Une dernière précaution s’impose. Prendre au sérieux l’utilité sociale des radios ne signifie pas les soumettre à une obligation permanente d’utilité. Évelyne Pieiller rappelle, à propos de la « bataille culturelle », entendue ici comme la confrontation entre des groupes cherchant à faire prévaloir dans l’espace public certaines valeurs, certains récits et certaines représentations du monde – que la culture n’est ni démocratique ni émancipatrice par essence ; la légitimer seulement par ses effets supposés sur le respect, le dialogue ou la cohésion risque de produire une nouvelle norme de conformité. Une radio doit pouvoir informer, éduquer et relier, mais aussi expérimenter, créer, divertir ou déranger, sans démontrer immédiatement la valeur civique de chaque programme. Le rôle de la politique publique n’est pas de distinguer les « bons » contenus des autres, mais d’organiser les conditions matérielles du pluralisme – pluralité des éditeurs, accès au micro, liberté de programmation, stabilité des soutiens et possibilité de faire entendre des expressions minoritaires E. Pieiller, « No pasarán ? », Le Monde diplomatique, août 2026, p. 27..

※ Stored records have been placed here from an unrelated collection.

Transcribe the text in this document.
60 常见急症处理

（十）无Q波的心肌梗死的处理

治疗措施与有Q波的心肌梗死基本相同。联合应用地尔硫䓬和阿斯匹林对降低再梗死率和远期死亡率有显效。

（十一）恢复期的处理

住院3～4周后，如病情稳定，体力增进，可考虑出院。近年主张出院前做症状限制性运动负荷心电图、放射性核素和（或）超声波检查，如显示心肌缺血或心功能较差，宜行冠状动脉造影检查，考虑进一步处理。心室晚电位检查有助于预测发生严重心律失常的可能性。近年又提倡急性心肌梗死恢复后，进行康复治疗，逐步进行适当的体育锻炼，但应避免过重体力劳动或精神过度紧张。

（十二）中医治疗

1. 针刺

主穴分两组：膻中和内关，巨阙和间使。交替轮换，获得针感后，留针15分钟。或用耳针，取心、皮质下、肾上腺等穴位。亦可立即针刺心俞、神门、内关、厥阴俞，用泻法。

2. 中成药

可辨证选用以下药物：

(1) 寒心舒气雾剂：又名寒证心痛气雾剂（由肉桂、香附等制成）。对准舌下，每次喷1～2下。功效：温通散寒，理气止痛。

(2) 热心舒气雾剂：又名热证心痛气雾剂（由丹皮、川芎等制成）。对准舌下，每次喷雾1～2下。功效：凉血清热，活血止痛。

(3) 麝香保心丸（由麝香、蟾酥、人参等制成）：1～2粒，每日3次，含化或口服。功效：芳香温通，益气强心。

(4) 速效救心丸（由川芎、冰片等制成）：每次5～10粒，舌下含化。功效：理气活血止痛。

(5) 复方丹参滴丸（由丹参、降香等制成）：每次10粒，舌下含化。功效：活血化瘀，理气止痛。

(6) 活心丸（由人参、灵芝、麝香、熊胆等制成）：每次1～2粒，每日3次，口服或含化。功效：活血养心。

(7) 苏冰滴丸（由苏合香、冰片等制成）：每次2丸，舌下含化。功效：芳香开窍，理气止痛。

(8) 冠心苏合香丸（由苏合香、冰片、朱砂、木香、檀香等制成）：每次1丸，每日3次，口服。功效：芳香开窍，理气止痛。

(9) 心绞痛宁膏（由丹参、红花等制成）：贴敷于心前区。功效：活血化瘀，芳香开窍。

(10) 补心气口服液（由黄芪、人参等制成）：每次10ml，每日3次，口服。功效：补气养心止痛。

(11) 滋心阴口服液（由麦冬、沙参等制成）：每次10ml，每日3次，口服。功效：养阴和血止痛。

C’est peut-être ici que se joue le poids spécifique des radios associatives dans la démocratie locale. Elles ne sont ni un service public bis, ni un vestige romantique des radios libres, ni une version miniature des médias commerciaux. Elles composent une infrastructure intermédiaire : un lieu où information, culture, éducation et vie associative se rencontrent alors même que l’action publique tend à les traiter séparément. Leur contribution démocratique n’est pas automatique. Elle tient aux pouvoirs et aux relations qu’elles rendent possibles : parler, enquêter, programmer, créer, contredire, coopérer et, finalement, prendre part à la fabrication d’un espace public commun. À l’heure de la concentration médiatique, de la fragmentation numérique et des tensions sur la dépense culturelle, cette fonction mérite moins d’être sanctuarisée que reconnue, documentée et mise en débat. C’est précisément ce que devrait permettre une politique publique attentive aux effets réels plutôt qu’aux seuls volumes d’audience.